Check if the denominator is zero before dividing. This avoids the overhead of catching the exception, which may be more efficient if you expect to be dividing by zero a lot.

在除法之前检查分母是否为零。这避免了捕获异常的开销，如果您希望除以零很多，这可能会更有效。

def weird_division(n, d):
    return n / d if d else 0

You can use a try/exceptblock for this.

您可以为此使用try/except块。

def foo(x,y):
    try:
        return x/y
    except ZeroDivisionError:
        return 0

>>> foo(5,0)
0

>>> foo(6,2)
3.0

I think tryexcept(as in Cyber's answer) is usually the best way (and more pythonic: better to ask forgiveness than to ask permission!), but here's another:

我认为tryexcept（如 Cyber​​ 的回答）通常是最好的方法（而且更像是 Python 语言：请求宽恕比请求许可更好！），但这是另一个：

def safe_div(x,y):
    if y == 0:
        return 0
    return x / y

One argument in favor of doing it this way, though, is if you expect ZeroDivisionErrors to happen often, checking for 0 denominator ahead of time will be a lot faster (this is python 3):

不过，支持这样做的一个论点是，如果您希望ZeroDivisionErrors 经常发生，那么提前检查 0 分母会快得多（这是 python 3）：

import time

def timing(func):
    def wrap(f):
        time1 = time.time()
        ret = func(f)
        time2 = time.time()
        print('%s function took %0.3f ms' % (f.__name__, int((time2-time1)*1000.0)))
        return ret
    return wrap

def safe_div(x,y):
    if y==0: return 0
    return x/y

def try_div(x,y):
    try: return x/y
    except ZeroDivisionError: return 0

@timing
def test_many_errors(f):
    print("Results for lots of caught errors:")
    for i in range(1000000):
        f(i,0)

@timing
def test_few_errors(f):
    print("Results for no caught errors:")
    for i in range(1000000):
        f(i,1)

test_many_errors(safe_div)
test_many_errors(try_div)
test_few_errors(safe_div)
test_few_errors(try_div)

Output:

输出：

Results for lots of caught errors:
safe_div function took 185.000 ms
Results for lots of caught errors:
try_div function took 727.000 ms
Results for no caught errors:
safe_div function took 223.000 ms
Results for no caught errors:
try_div function took 205.000 ms

So using tryexceptturns out to be 3 to 4 times slower for lots of (or really, all) errors; that is: it is 3 to 4 times slower for iterations that an error is caught. The version using the ifstatement turns out to be slightly slower (10% or so) when there are few (or really, no) errors.

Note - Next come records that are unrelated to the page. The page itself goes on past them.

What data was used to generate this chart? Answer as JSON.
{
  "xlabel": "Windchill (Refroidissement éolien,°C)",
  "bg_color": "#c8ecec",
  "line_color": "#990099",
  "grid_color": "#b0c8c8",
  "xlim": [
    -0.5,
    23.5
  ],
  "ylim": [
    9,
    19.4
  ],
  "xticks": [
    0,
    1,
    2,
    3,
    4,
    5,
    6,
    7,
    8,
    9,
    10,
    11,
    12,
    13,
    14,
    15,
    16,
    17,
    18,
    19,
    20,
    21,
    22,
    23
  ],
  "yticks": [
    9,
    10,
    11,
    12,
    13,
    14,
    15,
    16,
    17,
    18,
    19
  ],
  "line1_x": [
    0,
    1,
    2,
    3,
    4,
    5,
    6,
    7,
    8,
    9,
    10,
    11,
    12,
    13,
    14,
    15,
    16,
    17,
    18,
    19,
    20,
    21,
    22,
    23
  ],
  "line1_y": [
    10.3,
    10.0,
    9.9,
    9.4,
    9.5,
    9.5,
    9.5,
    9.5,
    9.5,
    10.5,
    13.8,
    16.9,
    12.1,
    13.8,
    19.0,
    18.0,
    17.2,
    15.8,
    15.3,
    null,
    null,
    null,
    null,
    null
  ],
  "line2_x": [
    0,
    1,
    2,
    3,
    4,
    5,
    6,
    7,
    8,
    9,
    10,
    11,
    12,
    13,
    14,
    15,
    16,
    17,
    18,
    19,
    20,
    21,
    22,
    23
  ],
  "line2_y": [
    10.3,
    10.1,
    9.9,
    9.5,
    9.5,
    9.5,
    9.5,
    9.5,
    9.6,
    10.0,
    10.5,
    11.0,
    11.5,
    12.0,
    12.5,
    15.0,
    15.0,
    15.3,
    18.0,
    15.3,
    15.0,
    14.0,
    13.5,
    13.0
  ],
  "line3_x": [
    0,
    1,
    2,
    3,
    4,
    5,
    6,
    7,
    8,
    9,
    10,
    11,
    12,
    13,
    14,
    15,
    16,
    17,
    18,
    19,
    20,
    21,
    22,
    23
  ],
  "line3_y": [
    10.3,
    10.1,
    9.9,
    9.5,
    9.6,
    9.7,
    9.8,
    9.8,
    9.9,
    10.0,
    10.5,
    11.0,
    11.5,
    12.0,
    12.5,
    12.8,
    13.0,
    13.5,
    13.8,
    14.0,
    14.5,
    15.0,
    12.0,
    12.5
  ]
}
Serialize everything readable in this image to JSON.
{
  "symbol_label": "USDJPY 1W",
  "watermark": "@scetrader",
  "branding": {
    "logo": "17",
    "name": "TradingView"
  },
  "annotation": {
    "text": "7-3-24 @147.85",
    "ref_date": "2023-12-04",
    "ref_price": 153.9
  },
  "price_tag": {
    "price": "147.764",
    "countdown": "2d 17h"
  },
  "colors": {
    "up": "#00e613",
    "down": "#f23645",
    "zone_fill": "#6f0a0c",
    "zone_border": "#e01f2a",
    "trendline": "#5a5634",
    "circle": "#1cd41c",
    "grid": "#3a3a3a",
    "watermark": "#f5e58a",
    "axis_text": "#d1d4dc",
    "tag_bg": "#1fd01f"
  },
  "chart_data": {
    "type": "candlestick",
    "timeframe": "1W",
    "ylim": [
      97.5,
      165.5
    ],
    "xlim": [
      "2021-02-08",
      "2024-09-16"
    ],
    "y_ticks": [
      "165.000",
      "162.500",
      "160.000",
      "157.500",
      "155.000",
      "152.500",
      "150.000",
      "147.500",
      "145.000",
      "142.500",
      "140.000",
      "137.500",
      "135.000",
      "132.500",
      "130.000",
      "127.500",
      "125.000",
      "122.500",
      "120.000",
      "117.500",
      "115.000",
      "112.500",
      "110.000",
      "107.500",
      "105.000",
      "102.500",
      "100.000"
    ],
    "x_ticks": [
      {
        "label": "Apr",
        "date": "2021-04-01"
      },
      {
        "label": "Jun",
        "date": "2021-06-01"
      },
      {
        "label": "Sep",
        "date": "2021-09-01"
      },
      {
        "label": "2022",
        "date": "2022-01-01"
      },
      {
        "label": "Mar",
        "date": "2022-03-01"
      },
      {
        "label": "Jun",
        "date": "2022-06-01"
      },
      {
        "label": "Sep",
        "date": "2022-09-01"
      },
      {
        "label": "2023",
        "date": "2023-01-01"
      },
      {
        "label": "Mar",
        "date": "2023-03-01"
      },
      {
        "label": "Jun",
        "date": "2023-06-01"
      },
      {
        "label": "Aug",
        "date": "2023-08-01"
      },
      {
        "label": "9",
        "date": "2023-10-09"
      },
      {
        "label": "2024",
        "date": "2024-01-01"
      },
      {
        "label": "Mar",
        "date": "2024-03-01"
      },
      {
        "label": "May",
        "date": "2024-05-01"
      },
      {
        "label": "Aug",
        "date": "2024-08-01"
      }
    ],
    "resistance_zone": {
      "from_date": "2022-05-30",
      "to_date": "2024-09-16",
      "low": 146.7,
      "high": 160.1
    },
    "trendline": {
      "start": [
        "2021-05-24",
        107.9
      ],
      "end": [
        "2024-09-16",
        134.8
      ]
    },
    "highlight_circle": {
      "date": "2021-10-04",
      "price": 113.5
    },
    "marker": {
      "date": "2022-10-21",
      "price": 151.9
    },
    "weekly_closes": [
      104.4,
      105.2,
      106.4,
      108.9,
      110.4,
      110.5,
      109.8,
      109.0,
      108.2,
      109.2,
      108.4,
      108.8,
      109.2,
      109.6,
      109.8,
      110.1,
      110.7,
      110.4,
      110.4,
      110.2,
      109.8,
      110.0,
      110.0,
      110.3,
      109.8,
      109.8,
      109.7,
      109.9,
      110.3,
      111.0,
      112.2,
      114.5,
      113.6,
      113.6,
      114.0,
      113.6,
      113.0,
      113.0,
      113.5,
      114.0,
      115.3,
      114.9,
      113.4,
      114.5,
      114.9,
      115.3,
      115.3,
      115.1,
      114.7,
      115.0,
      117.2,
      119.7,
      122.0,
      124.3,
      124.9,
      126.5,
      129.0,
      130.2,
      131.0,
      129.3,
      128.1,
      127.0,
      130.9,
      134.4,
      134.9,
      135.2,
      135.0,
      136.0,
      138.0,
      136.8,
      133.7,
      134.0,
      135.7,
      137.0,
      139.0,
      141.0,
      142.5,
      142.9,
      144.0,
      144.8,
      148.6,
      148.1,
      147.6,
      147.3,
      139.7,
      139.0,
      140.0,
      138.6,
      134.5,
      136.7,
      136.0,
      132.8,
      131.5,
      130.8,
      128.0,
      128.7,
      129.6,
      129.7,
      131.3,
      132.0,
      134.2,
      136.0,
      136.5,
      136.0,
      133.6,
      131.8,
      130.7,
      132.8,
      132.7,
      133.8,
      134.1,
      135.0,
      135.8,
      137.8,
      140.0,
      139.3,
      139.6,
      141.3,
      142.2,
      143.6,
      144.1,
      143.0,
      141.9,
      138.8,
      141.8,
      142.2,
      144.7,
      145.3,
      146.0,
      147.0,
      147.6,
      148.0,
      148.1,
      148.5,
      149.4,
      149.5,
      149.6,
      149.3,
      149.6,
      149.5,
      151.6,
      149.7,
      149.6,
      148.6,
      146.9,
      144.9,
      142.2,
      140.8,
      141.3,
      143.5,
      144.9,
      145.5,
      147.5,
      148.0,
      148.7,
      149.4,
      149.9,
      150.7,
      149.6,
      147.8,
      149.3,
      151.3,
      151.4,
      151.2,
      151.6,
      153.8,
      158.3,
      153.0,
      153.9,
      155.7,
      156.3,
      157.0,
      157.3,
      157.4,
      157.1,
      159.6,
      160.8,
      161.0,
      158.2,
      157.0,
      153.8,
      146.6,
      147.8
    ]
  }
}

因此，tryexcept对于许多（或实际上是所有）错误，使用结果会慢 3 到 4 倍；也就是说：捕获错误的迭代速度要慢 3 到 4 倍。if当错误很少（或实际上没有）时，使用该语句的版本会稍微慢一些（10% 左右）。

def foo(x, y):
    return 0 if y == 0 else x / y

You can have a look to operator overload (https://docs.python.org/2/library/operator.html) if it's ok to wrap your integer in a new class. Then just check if y is 0 return 0 and x/y otherwise.

如果可以将整数包装在新类中，您可以查看运算符重载 ( https://docs.python.org/2/library/operator.html)。然后只需检查 y 是否为 0 返回 0，否则返回 x/y。

I think if you don't want to face Zer0DivErrr, you haven't got to wait for it or go through it by using try-except expression. The quicker way is to jump over it by making your code simply not to do division when denominator becomes zero:

我想如果你不想面对 Zer0DivErrr，你不必等待它或通过使用 try-except 表达式来完成它。更快的方法是跳过它，让您的代码在分母变为零时简单地不进行除法：

(if Y Z=X/Y else Z=0)

You can use the following :

您可以使用以下内容：

x=0,y=0
print (y/(x or not x))

Output:

输出：

>>>x=0
>>>y=0
>>>print(y/(x or not x))
0.0
>>>x =1000
>>>print(y/(x or not x))
0.000999000999000999

not x will be false if x is not equal to 0, so at that time it divides with actual x.

如果 x 不等于 0，则 not x 将是假的，因此此时它与实际 x 相除。